FMEA assesses the factors causing the failures and the likely effect of these failures on outcomes and/or product performance. The first step in FMEA is to develop a working matrix that identifies all information categories that are intended to be studied, which in this case were identified through the design of a fishbone diagram (we all have seen these fishbones for Nitrosamines Risk assessments). The next step is to rate the importance of the identified failure in terms of its probability of occurrence (P) based on the controls in place, severity (S), and ability to be detected (detectability, D)
SEVERITY (S) assumed that nitrosamine impurities were present in the drug products to be evaluated, and the following factors are considered to estimate the health impact of those impurities’ presence: maximum daily dose of the medicinal product, duration of treatment, therapeutic indication and number of patients treated. The contribution of each of the mentioned factors is estimated: 30% attributed to the maximum daily dose, 30% duration of the treatment, 30% therapeutic indication, and the remaining (10%) attributed to the number of patients treated.
As for levels, Different levels or scores were considered for the factor maximum daily dose, which is established based on the “Thresholds for Degradation Products in New Drug Products” of the ICH guideline Q3B (R2) – Impurities in New Drug Products
• < 1mg (1)
• 1 – 10 mg (2)
• > 10 – 100mg (3)
• > 100mg – 2g (4)
• > 2g (5)
As for the duration of treatment, the levels considered are assumed from the EMA document Questions and Answers on “Information on nitrosamines for marketing authorization holders” and are also the levels used in the ICH guideline M7 (R1)
• 1 day – 1 month (2)
• 1 month – 1 year (3)
• 1 year – 10 years (4)
• 10 years – lifetime (5)
Regarding therapeutic indication, two subtopics were considered:
• Patient population - The public for which the medicinal product is intended may increase the risk posed by a deviation for the patient’s health and safety, thus, the evaluation should consider the vulnerability of the patients who may take the medicine. Paediatric or geriatric patients, pregnant women, neonates and immunocompromised patients usually have higher vulnerability. Considering that two levels were defined: level 1, when the drug product is indicated to none of that specific patient populations, and level 5 in cases where the drug product is indicated for at least one of those patient populations
• Place of action - Medicinal products with local action usually present a lower potential to cause damage to the patient’s health when compared with products with systemic action.99 With that in mind, two levels were defined: level 1, when the drug product has local action, and level 5, for a drug product with systemic action.

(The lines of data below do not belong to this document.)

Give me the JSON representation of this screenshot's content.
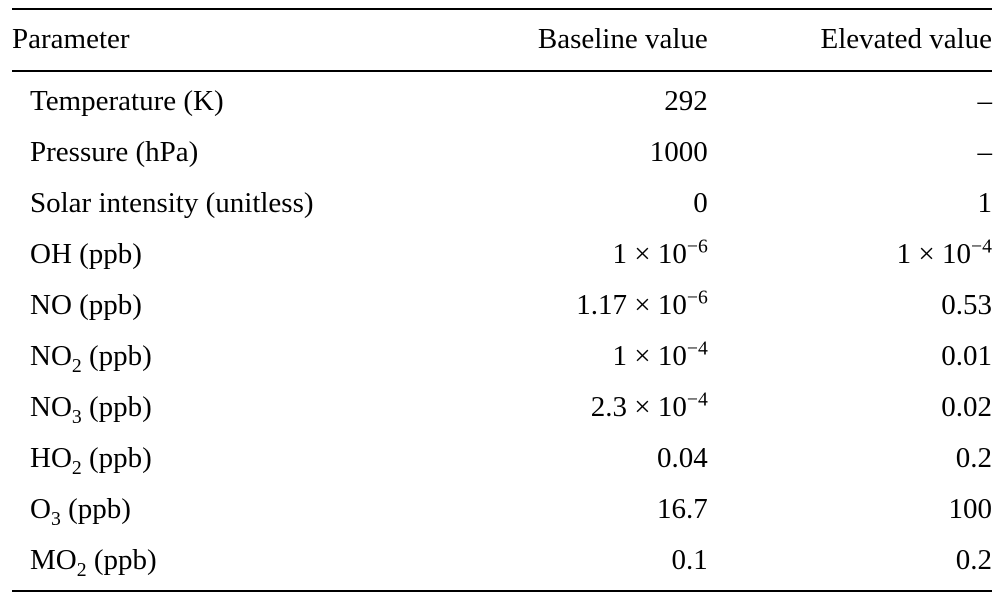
{
  "table": {
    "columns": [
      "Parameter",
      "Baseline value",
      "Elevated value"
    ],
    "rows": [
      {
        "param_base": "Temperature (K)",
        "param_sub": "",
        "param_after": "",
        "baseline_main": "292",
        "baseline_exp": "",
        "elevated_main": "–",
        "elevated_exp": ""
      },
      {
        "param_base": "Pressure (hPa)",
        "param_sub": "",
        "param_after": "",
        "baseline_main": "1000",
        "baseline_exp": "",
        "elevated_main": "–",
        "elevated_exp": ""
      },
      {
        "param_base": "Solar intensity (unitless)",
        "param_sub": "",
        "param_after": "",
        "baseline_main": "0",
        "baseline_exp": "",
        "elevated_main": "1",
        "elevated_exp": ""
      },
      {
        "param_base": "OH (ppb)",
        "param_sub": "",
        "param_after": "",
        "baseline_main": "1 × 10",
        "baseline_exp": "−6",
        "elevated_main": "1 × 10",
        "elevated_exp": "−4"
      },
      {
        "param_base": "NO (ppb)",
        "param_sub": "",
        "param_after": "",
        "baseline_main": "1.17 × 10",
        "baseline_exp": "−6",
        "elevated_main": "0.53",
        "elevated_exp": ""
      },
      {
        "param_base": "NO",
        "param_sub": "2",
        "param_after": " (ppb)",
        "baseline_main": "1 × 10",
        "baseline_exp": "−4",
        "elevated_main": "0.01",
        "elevated_exp": ""
      },
      {
        "param_base": "NO",
        "param_sub": "3",
        "param_after": " (ppb)",
        "baseline_main": "2.3 × 10",
        "baseline_exp": "−4",
        "elevated_main": "0.02",
        "elevated_exp": ""
      },
      {
        "param_base": "HO",
        "param_sub": "2",
        "param_after": " (ppb)",
        "baseline_main": "0.04",
        "baseline_exp": "",
        "elevated_main": "0.2",
        "elevated_exp": ""
      },
      {
        "param_base": "O",
        "param_sub": "3",
        "param_after": " (ppb)",
        "baseline_main": "16.7",
        "baseline_exp": "",
        "elevated_main": "100",
        "elevated_exp": ""
      },
      {
        "param_base": "MO",
        "param_sub": "2",
        "param_after": " (ppb)",
        "baseline_main": "0.1",
        "baseline_exp": "",
        "elevated_main": "0.2",
        "elevated_exp": ""
      }
    ]
  }
}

The number of patients treated can be based on the availability of the drug product:
• Discontinued drug product (1)
• Orphan drug, or drug product belonging to a therapeutic class with low use (2)

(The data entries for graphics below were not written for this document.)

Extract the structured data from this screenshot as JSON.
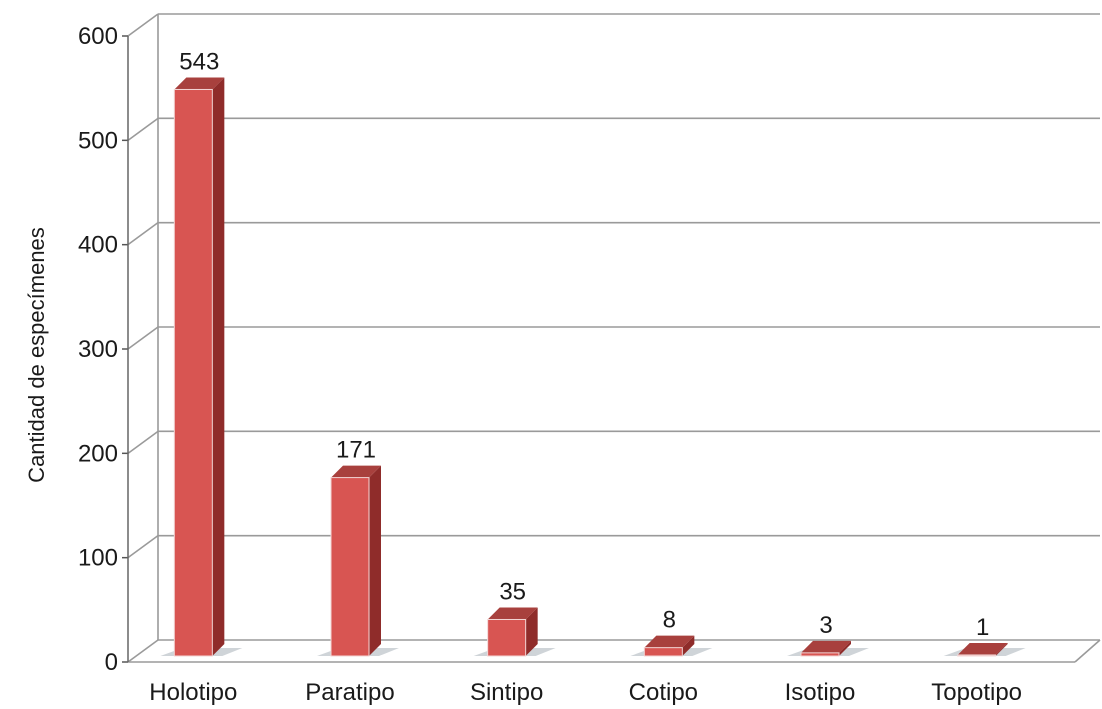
{
  "chart_data": {
    "type": "bar",
    "title": "",
    "xlabel": "",
    "ylabel": "Cantidad de especímenes",
    "ylim": [
      0,
      600
    ],
    "yticks": [
      0,
      100,
      200,
      300,
      400,
      500,
      600
    ],
    "categories": [
      "Holotipo",
      "Paratipo",
      "Sintipo",
      "Cotipo",
      "Isotipo",
      "Topotipo"
    ],
    "values": [
      543,
      171,
      35,
      8,
      3,
      1
    ],
    "data_labels": [
      "543",
      "171",
      "35",
      "8",
      "3",
      "1"
    ],
    "grid": true,
    "legend": "none",
    "colors": {
      "bar_front": "#d85552",
      "bar_side": "#8f2c2a",
      "bar_top": "#a8403d",
      "grid": "#9a9a9a",
      "floor_shadow": "#cfd4d8"
    }
  }
}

• The drug product belongs to one of the most used therapeutic classes, however it is one of the least sold products within that class (3)
• The drug product belongs to one of the most used therapeutic classes, however the product has medium rotation within that class (4)

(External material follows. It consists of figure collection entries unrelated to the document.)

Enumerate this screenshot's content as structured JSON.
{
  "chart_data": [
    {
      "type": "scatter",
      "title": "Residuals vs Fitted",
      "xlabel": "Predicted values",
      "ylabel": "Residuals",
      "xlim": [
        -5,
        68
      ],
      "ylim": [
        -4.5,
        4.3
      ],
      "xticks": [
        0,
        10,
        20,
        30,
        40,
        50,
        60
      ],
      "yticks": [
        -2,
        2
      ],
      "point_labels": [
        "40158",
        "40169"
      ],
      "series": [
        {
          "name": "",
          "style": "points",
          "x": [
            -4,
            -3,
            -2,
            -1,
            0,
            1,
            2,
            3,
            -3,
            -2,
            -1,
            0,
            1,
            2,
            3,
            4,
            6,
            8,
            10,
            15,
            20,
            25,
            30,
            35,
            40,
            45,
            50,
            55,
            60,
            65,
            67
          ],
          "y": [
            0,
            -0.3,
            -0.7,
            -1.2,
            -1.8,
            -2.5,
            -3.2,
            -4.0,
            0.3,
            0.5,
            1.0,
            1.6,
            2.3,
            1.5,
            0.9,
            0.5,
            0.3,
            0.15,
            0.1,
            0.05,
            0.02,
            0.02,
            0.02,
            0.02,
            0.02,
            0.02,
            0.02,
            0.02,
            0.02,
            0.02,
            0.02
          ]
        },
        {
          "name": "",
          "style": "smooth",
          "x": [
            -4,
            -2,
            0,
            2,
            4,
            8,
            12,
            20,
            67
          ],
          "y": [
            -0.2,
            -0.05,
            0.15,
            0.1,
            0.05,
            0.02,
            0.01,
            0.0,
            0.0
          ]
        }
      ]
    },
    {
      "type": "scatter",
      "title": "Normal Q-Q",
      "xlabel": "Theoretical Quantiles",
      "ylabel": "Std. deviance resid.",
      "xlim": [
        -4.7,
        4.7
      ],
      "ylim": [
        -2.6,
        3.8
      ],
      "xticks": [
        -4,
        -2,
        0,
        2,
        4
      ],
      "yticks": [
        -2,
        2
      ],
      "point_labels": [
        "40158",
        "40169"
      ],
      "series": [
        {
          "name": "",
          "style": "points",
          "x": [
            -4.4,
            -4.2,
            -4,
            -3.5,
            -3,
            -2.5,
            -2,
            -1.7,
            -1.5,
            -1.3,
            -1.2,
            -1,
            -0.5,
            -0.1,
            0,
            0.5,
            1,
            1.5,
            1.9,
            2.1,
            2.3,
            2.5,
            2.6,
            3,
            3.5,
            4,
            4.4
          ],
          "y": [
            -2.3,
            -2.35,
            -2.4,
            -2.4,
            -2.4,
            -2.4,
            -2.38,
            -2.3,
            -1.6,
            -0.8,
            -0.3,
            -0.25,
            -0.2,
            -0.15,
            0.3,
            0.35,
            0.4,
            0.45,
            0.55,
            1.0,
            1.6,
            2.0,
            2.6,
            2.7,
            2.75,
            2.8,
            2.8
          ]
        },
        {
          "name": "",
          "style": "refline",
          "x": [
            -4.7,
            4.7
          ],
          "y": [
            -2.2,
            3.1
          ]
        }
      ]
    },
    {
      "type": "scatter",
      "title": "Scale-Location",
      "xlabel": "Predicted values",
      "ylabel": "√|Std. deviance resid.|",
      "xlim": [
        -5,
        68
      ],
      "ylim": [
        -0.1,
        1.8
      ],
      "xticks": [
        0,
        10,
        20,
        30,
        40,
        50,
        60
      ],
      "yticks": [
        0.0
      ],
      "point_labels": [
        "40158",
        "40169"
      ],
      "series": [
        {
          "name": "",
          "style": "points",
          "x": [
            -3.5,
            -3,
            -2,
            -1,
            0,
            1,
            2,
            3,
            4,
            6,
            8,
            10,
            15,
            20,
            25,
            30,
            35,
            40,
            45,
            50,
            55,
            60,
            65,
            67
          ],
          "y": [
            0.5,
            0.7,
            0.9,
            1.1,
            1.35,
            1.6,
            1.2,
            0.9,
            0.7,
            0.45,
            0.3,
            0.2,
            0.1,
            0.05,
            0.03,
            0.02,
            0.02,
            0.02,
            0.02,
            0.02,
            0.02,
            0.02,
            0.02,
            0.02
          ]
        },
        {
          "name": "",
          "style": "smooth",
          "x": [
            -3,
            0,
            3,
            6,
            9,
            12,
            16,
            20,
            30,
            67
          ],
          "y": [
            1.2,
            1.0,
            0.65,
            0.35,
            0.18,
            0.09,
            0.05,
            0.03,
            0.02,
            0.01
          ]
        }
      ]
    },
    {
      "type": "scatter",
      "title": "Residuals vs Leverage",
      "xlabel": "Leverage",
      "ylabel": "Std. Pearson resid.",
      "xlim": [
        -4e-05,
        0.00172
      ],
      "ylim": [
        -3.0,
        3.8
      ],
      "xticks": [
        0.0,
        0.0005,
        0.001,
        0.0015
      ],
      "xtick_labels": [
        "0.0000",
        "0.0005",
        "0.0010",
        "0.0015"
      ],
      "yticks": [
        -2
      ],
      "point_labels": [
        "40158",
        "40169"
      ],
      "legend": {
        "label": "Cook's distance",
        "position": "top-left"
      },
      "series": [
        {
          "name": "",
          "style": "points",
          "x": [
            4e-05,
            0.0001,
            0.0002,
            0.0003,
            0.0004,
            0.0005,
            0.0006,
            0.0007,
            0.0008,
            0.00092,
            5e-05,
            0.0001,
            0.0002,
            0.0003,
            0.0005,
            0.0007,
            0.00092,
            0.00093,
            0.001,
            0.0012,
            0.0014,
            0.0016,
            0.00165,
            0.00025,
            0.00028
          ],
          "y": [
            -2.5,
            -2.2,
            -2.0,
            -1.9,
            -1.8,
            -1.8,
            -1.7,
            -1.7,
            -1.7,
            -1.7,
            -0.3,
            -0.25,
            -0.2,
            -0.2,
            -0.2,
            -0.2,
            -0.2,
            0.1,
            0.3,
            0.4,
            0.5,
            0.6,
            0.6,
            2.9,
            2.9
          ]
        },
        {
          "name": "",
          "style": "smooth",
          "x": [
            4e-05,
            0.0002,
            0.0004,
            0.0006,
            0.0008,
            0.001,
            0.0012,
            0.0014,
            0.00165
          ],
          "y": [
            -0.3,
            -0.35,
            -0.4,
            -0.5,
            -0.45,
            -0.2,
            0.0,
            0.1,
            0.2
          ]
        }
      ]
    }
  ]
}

• The drug product belongs to one of the most used therapeutic classes and it is one of the most sold products of that class (5)
Hence, It is possible to summarize the severity calculation with the following equation:
S = (0.3 * MDD) + (0.3 * DT) + ((0.15 * PP) + (0.15 * PA)) + (0.1 * NPT)
S - severity, MDD - maximum daily dose, DT - duration of treatment, PP - Patient population, PA - Place of action, NPT - number of patients treated
Do you apply FMEA to your risk assessment ranking? Is this a potential model to rank internal priorities and mitigation? Can a similar model be applied to the famous RISK-BENEFIT equation?